10 May 2008

A time capsule from the global village

In my May 4 post, I surveyed Marshall McLuhan's metamorphosis from a nerdy Canadian academic into the very model of an avant-garde intellectual.
In the 1960s, avant-garde intellectuals and wannabees liked to spend downtime in Aspen, CO. The resort town had earned its highbrow cred as home to the Aspen Music Festival since 1949, and the International Design Conference since 1951. In the mid-60s, a Manhattan magazine editor named Phyllis Johnson was inspired by her stay in Aspen to launch a magazine by that name, meant to embody the experimental spirit of the Aspen arts community. She invited a different artist to design each issue, and she made Aspen a box
rather than a bound volume, so each guest artist could fill it with whatever he chose.
Gone was the linear-text straightjacket. Articles were printed separately in different sizes, shapes, and colors, to discourage reading them in a fixed sequence. Besides the printed articles, eight of the ten issues published contained short pieces of music on phonograph records, and No. 3 even anticipated video by including a flipbook of frames from underground films by Andy Warhol and Jack Smith.
When Aspen debuted in 1965, Understanding Media had already made McLuhan famous for blaming our hangups on linear text, so the magazine and the media messiah were a perfect fit. In 1967 McLuhan and graphic designer Quentin Fiore had a new book, The Medium is the Massage, that was as non-linear as a $1.45 paperback could be, so they were tapped to create Aspen No. 4, published in the spring of that year.
It's a
vision of transforming society without conflict, a time capsule from an America whose optimism had not yet been tempered by the murder of Martin Luther King and the escalation of the Vietnam War.

The Aspen Vol. 1, No. 4 box, with contents.

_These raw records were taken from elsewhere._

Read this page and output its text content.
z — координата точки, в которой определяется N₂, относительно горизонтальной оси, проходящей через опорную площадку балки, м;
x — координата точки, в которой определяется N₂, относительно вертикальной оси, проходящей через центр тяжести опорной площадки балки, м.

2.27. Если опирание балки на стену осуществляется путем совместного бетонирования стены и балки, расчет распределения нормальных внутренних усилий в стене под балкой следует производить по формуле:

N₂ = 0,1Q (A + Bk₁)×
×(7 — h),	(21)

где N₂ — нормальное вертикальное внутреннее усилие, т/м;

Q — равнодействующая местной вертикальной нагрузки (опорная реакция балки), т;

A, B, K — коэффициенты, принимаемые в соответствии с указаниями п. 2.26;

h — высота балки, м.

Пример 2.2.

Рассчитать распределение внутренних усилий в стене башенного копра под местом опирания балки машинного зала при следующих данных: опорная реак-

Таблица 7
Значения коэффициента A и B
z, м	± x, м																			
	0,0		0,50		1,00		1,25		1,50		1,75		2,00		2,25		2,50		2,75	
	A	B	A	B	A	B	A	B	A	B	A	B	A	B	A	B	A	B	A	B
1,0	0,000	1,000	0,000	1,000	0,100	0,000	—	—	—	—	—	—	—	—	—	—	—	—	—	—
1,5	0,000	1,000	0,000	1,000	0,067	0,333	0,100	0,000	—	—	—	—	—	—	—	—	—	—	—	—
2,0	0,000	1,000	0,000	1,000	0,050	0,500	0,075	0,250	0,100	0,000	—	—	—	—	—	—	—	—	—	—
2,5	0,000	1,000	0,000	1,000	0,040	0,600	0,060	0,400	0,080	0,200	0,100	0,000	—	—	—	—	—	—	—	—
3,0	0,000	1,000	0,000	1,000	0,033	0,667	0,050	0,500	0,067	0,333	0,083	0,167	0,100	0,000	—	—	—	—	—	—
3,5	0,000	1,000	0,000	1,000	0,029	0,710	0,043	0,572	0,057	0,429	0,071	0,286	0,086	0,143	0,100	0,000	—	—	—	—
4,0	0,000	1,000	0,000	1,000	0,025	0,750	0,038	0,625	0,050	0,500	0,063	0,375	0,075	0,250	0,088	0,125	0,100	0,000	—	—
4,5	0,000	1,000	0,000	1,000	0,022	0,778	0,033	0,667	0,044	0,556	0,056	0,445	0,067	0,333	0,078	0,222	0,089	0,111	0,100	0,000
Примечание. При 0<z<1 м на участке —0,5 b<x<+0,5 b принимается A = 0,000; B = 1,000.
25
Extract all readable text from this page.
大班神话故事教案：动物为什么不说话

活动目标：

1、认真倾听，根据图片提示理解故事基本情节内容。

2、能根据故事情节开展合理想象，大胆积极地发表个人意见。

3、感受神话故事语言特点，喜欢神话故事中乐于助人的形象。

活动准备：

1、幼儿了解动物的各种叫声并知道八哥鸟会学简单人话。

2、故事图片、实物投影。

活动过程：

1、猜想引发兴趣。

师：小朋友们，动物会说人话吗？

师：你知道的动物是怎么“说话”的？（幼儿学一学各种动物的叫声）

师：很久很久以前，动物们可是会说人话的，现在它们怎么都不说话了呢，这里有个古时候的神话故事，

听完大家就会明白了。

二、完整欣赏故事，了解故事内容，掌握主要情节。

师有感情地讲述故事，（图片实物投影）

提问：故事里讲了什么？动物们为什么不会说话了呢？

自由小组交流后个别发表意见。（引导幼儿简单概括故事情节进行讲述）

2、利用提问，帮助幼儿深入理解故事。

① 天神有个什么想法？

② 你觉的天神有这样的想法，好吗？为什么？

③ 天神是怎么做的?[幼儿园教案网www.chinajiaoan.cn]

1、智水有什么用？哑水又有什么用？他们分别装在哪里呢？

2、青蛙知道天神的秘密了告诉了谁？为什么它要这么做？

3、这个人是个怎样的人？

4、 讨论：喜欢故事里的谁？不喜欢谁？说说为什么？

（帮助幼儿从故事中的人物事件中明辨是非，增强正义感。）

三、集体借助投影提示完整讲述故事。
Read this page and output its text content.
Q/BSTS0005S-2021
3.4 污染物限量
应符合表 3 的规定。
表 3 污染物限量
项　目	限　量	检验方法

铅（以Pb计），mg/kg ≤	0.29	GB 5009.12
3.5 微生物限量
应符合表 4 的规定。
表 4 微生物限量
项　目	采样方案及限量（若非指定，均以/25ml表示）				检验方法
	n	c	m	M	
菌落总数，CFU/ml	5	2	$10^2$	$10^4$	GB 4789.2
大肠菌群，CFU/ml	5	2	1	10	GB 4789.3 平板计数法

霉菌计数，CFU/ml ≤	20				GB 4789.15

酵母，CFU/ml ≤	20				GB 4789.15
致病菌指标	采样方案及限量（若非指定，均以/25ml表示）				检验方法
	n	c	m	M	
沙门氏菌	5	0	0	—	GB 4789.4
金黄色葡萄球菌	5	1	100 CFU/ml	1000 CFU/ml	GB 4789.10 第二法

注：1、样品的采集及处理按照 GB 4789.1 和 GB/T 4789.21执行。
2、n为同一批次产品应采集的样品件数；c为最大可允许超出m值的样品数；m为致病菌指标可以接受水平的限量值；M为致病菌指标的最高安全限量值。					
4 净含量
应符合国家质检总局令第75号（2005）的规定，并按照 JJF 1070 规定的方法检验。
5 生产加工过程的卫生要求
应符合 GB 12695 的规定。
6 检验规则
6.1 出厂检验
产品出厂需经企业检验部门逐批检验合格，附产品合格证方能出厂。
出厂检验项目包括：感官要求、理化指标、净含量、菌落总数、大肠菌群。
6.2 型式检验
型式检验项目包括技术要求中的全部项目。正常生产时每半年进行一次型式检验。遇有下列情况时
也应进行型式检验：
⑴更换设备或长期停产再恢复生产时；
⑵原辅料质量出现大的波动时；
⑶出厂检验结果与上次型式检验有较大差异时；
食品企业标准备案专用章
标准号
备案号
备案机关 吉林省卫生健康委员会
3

Fiore puts quotes from McLuhan as teasers on the box and all the articles in it. The main course is a "press proof" from The Medium is the Massage, a 23 x 30-inch sheet of 32 pages that are not in printer's imposition, or any other sequence (the back of page 63 is page 18). The lack of order is the point, of course, as McLuhan explains: "Ours is a brand-new world of allatonceness. 'Time' has ceased, 'space' has vanished."
In a rambling essay from the preceding year's
International Design Conference, avant-garde composer John Cage writes: "Utopia? Self-knowledge. Some will make it, with or without LSD."
There's a 22 x 15-inch poster with bright, blurry photo of
Big Brother and the Holding Company playing at San Francisco's Avalon Ballroom. On the back, McLuhan writes that automation has given modern humans too much free time. He calls it "a liberation that taxes our inner resources of self-employment and imaginative participation in society." His answer? We are all called "to the role of artist in society. The mark of our time is its revulsion against imposed patterns. We are suddenly eager to have things and people declare their beings totally." Beneath this headline are stories about the Drop City and Solux communes and the "tribal sense" in the Haight-Ashbury (where the Summer of Love would begin in just a few weeks).
This stuff all points to a conclusion: If the problem is conformity, then the solution must be non-conformity. Or as McLuhan puts it, "The poet, the artist, the sleuth--whoever sharpens our perception tends to be antisocial . . . [they] cannot go along with currents and trends . . . [they] see environments as they really are." This epigraph graces the cover of "Psycles," a 20-page booklet of excerpts from The Bikeriders, photographer Danny Lyons' book of photos and interviews he made while he was a member of the Chicago Outlaws motorcycle club.
What an irresistible proposition, especially for a buttoned-up literature professor: Drop acid, ride your chopper to the commune, and declare your being totally! You're not a shiftless bum, you're a social-change pioneer!
But the medium reveals much more than the words do, and Aspen was not a medium for dropouts. It was a $4 magazine at a time when Life was selling for 35 cents. Its readers may have daydreamed about slumming with the hippies and the bikers, but the advertisers knew what they really wanted. Quentin Fiore must have relished the irony of enclosing the advertising inserts in a folder imprinted with McLuhan's catchphrase, "Advertising is all good news."

The advertisements in Aspen Vol. 1, No. 4.

In the advertising folder are ads for Gordon's Gin, Remy Martin Cognac, and St Raphael aperitif wine. A flyer shows an MG sportscar in front of an English castle. A color brochure for Eastern Airlines says, "We want everyone to fly" (at a time when air travel was considered such a luxury that the rich were called the "jet set").
Aspen's audience could afford a $4 magazine, a sportscar, a flight to the Bahamas. They were the fortunate few who really were liberated from drudgery, free to declare their beings totally. Their biggest problem was the dull conformity that prevailed in high society and higher education at the time. Aspen offered them a brand of social change that was as easy to swallow as a fine Cognac.